19 November 2010

Casting for Recovery

Anji, 2009 Participant
"To fish is to hope," and thus Casting for Recovery began in 1996 in Manchester, Vermont.  The brainchild of a breast cancer reconstructive surgeon and a professional fly fisher, CfR started as a grassroots movement.  Casting for Recovery was founded on the principles that the natural world is a healing force and that cancer survivors deserve one weekend — free of charge and free of the stresses from medical treatment, home, or workplace — to experience something new and challenging while enjoying beautiful surroundings within an intimate, safe, and nurturing structure.

Natalie, 2010 Participant
Today, CfR appears in 42 states, and Texas plays host to two retreats--one in Apirl and one in November.  Cody and I have had the wonderful opportunity to participate in the North Texas 2009, the inaugural year for the North Texas retreat, and 2010 retreats.  Cody takes pictures, and I serve as a River Helper.  We fish the Pauluxy River in Glen Rose on the last day of the retreat with 14 ladies who have or have had breast cancer.  All the River Helpers are volunteers, most coming from area fishing clubs.

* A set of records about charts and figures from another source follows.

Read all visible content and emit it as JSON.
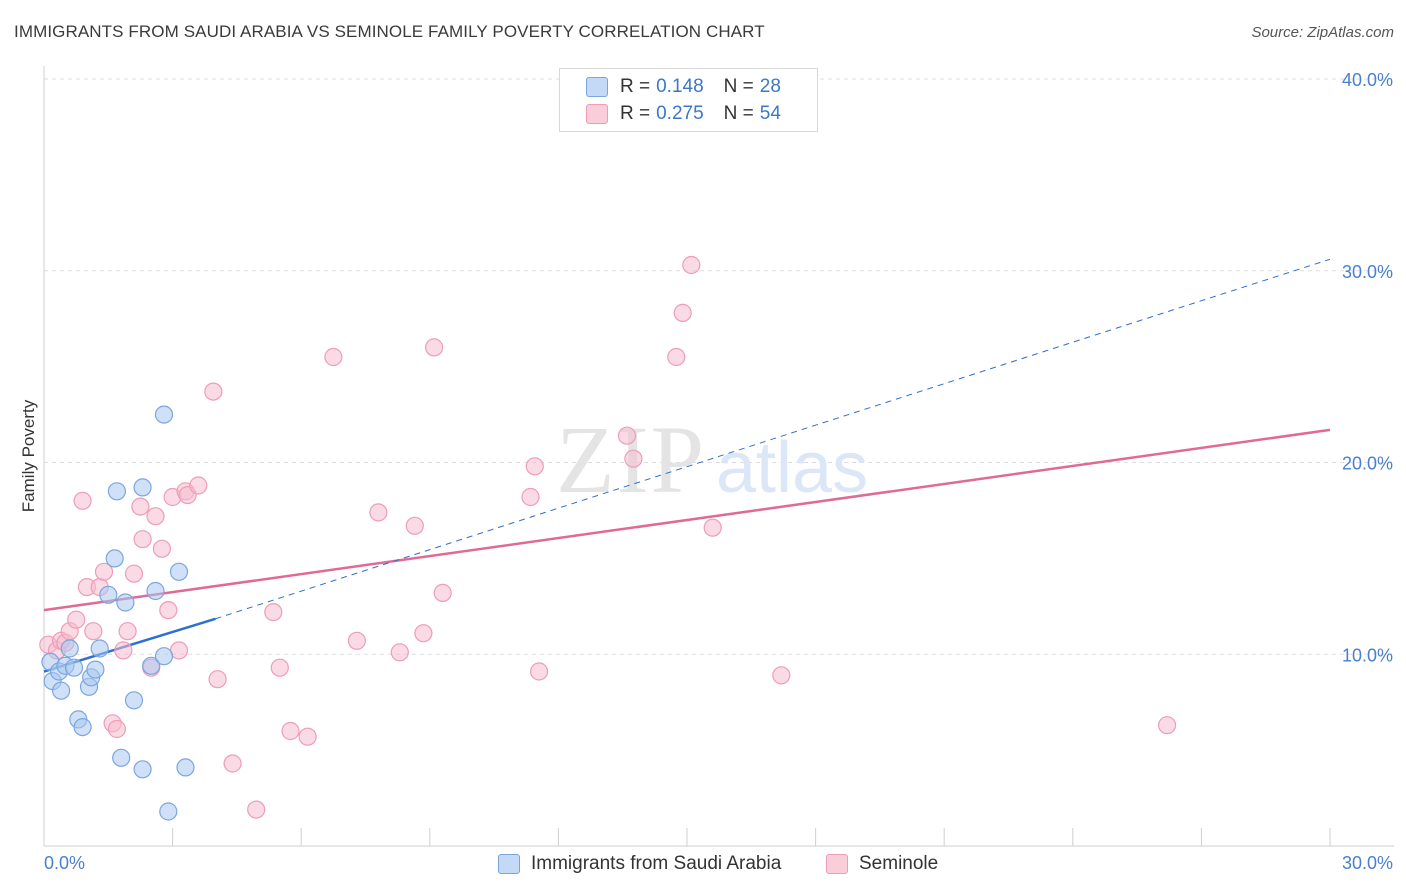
{
  "title": "IMMIGRANTS FROM SAUDI ARABIA VS SEMINOLE FAMILY POVERTY CORRELATION CHART",
  "source": "Source: ZipAtlas.com",
  "watermark": {
    "zip": "ZIP",
    "atlas": "atlas"
  },
  "colors": {
    "blue_fill": "#a9c8f0",
    "blue_stroke": "#7aa6e0",
    "blue_line": "#2f6fd0",
    "pink_fill": "#f6bccd",
    "pink_stroke": "#ee9db5",
    "pink_line": "#e06a95",
    "grid": "#dddddd",
    "axis_text": "#4a7fd0"
  },
  "legend": {
    "rows": [
      {
        "r_label": "R =",
        "r_value": "0.148",
        "n_label": "N =",
        "n_value": "28"
      },
      {
        "r_label": "R =",
        "r_value": "0.275",
        "n_label": "N =",
        "n_value": "54"
      }
    ]
  },
  "bottom_legend": [
    "Immigrants from Saudi Arabia",
    "Seminole"
  ],
  "chart_data": {
    "type": "scatter",
    "xlabel": "",
    "ylabel": "Family Poverty",
    "xlim": [
      0,
      30
    ],
    "ylim": [
      0,
      40
    ],
    "x_tick_labels": [
      "0.0%",
      "30.0%"
    ],
    "y_tick_labels": [
      "10.0%",
      "20.0%",
      "30.0%",
      "40.0%"
    ],
    "y_ticks": [
      10,
      20,
      30,
      40
    ],
    "series": [
      {
        "name": "Immigrants from Saudi Arabia",
        "R": 0.148,
        "N": 28,
        "points": [
          [
            0.15,
            9.6
          ],
          [
            0.2,
            8.6
          ],
          [
            0.35,
            9.1
          ],
          [
            0.4,
            8.1
          ],
          [
            0.6,
            10.3
          ],
          [
            0.5,
            9.4
          ],
          [
            0.7,
            9.3
          ],
          [
            0.8,
            6.6
          ],
          [
            0.9,
            6.2
          ],
          [
            1.05,
            8.3
          ],
          [
            1.1,
            8.8
          ],
          [
            1.2,
            9.2
          ],
          [
            1.3,
            10.3
          ],
          [
            1.5,
            13.1
          ],
          [
            1.65,
            15.0
          ],
          [
            1.7,
            18.5
          ],
          [
            1.8,
            4.6
          ],
          [
            1.9,
            12.7
          ],
          [
            2.1,
            7.6
          ],
          [
            2.3,
            4.0
          ],
          [
            2.3,
            18.7
          ],
          [
            2.5,
            9.4
          ],
          [
            2.6,
            13.3
          ],
          [
            2.8,
            9.9
          ],
          [
            2.8,
            22.5
          ],
          [
            2.9,
            1.8
          ],
          [
            3.15,
            14.3
          ],
          [
            3.3,
            4.1
          ]
        ],
        "trend_solid": [
          [
            0,
            9.1
          ],
          [
            4.0,
            11.85
          ]
        ],
        "trend_dashed": [
          [
            4.0,
            11.85
          ],
          [
            30.0,
            30.6
          ]
        ]
      },
      {
        "name": "Seminole",
        "R": 0.275,
        "N": 54,
        "points": [
          [
            0.1,
            10.5
          ],
          [
            0.3,
            10.2
          ],
          [
            0.4,
            10.7
          ],
          [
            0.5,
            10.6
          ],
          [
            0.6,
            11.2
          ],
          [
            0.75,
            11.8
          ],
          [
            0.9,
            18.0
          ],
          [
            1.0,
            13.5
          ],
          [
            1.15,
            11.2
          ],
          [
            1.3,
            13.5
          ],
          [
            1.4,
            14.3
          ],
          [
            1.6,
            6.4
          ],
          [
            1.7,
            6.1
          ],
          [
            1.85,
            10.2
          ],
          [
            1.95,
            11.2
          ],
          [
            2.1,
            14.2
          ],
          [
            2.25,
            17.7
          ],
          [
            2.3,
            16.0
          ],
          [
            2.5,
            9.3
          ],
          [
            2.6,
            17.2
          ],
          [
            2.75,
            15.5
          ],
          [
            2.9,
            12.3
          ],
          [
            3.0,
            18.2
          ],
          [
            3.15,
            10.2
          ],
          [
            3.3,
            18.5
          ],
          [
            3.35,
            18.3
          ],
          [
            3.6,
            18.8
          ],
          [
            3.95,
            23.7
          ],
          [
            4.05,
            8.7
          ],
          [
            4.4,
            4.3
          ],
          [
            4.95,
            1.9
          ],
          [
            5.35,
            12.2
          ],
          [
            5.5,
            9.3
          ],
          [
            5.75,
            6.0
          ],
          [
            6.15,
            5.7
          ],
          [
            6.75,
            25.5
          ],
          [
            7.3,
            10.7
          ],
          [
            7.8,
            17.4
          ],
          [
            8.3,
            10.1
          ],
          [
            8.65,
            16.7
          ],
          [
            8.85,
            11.1
          ],
          [
            9.1,
            26.0
          ],
          [
            9.3,
            13.2
          ],
          [
            11.35,
            18.2
          ],
          [
            11.45,
            19.8
          ],
          [
            11.55,
            9.1
          ],
          [
            13.6,
            21.4
          ],
          [
            13.75,
            20.2
          ],
          [
            14.75,
            25.5
          ],
          [
            14.9,
            27.8
          ],
          [
            15.1,
            30.3
          ],
          [
            15.6,
            16.6
          ],
          [
            17.2,
            8.9
          ],
          [
            26.2,
            6.3
          ]
        ],
        "trend_solid": [
          [
            0,
            12.3
          ],
          [
            30.0,
            21.7
          ]
        ]
      }
    ]
  }
}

Cody and I find giving back to CfR important and pertinent to our lives.  Cody learned a new term--Co-Survivor--when we cheered the Susan G. Komen 3-Day/60 mile walkers two weekends previously, and has taken great pride in being a Co-Survivor for two reasons.  Cody's momma, Donna Bell of Upton Co., is a 24 year breast cancer survivor and was first diagnosed in 1988.  Cody said of his Mom's cancer, "I knew Momma was really sick when she couldn't tote a sack of feed and help take care of the cows."  Beginning in September 1994, doctors initially struggled to diagnose my breast cancer, but having reached a diagnosis and treatment plan, I am a 15 year survivor.  CfR was not available to Miss Donna or I at the time we were treated, but being a part of CfR now, offers Cody and I a form of therapy and pride.  Cody volunteers in honor of his Mom and me, and I volunteer to offer hope and be a walking billboard, showing the ladies that where I stand, so will they. 

My favorite fly rods and freshwater reels are Temple Fork Outfitters rods and Ross Reels.  They, along with Jim Teeny fly lines, have combined to create a fun and supportive fly-fishing rig.  TFO builds an 8½ foot 5# and 9 foot 8# cranberry-purple colored fly rod decked out with the pink ribbon breast cancer logo and a hot pink rod sock.  $25.00 of the rod's price goes directly to CfR.  Ross Reels designs a hot pink Rhythm Fly Reel with the breast cancer ribbon logo, numbered edition and anniversary year, and motto--"Reel in a Cure" engraved into the reel with all of its reel price going to the Susan G. Komen foundation.  Jim Teeny designs a weight-forward floating fly line, with the 30 ft. running head colored pink and the remainder of the line is a beautiful purple; 10% of the line's cost is donated to CfR.  I have this complete set-up, thanks in part to Cody Bell, who bought my reel and line at Blue Ribbon Fly Shop in Mountain Home, AR.  While it is a great conversation starter and has helped me catch many beautiful fish, Cody and I realize its real significance, and we give each other a knowing look as we fondly talk about this special fly-fishing outfit.  To fish is to hope, without a doubt.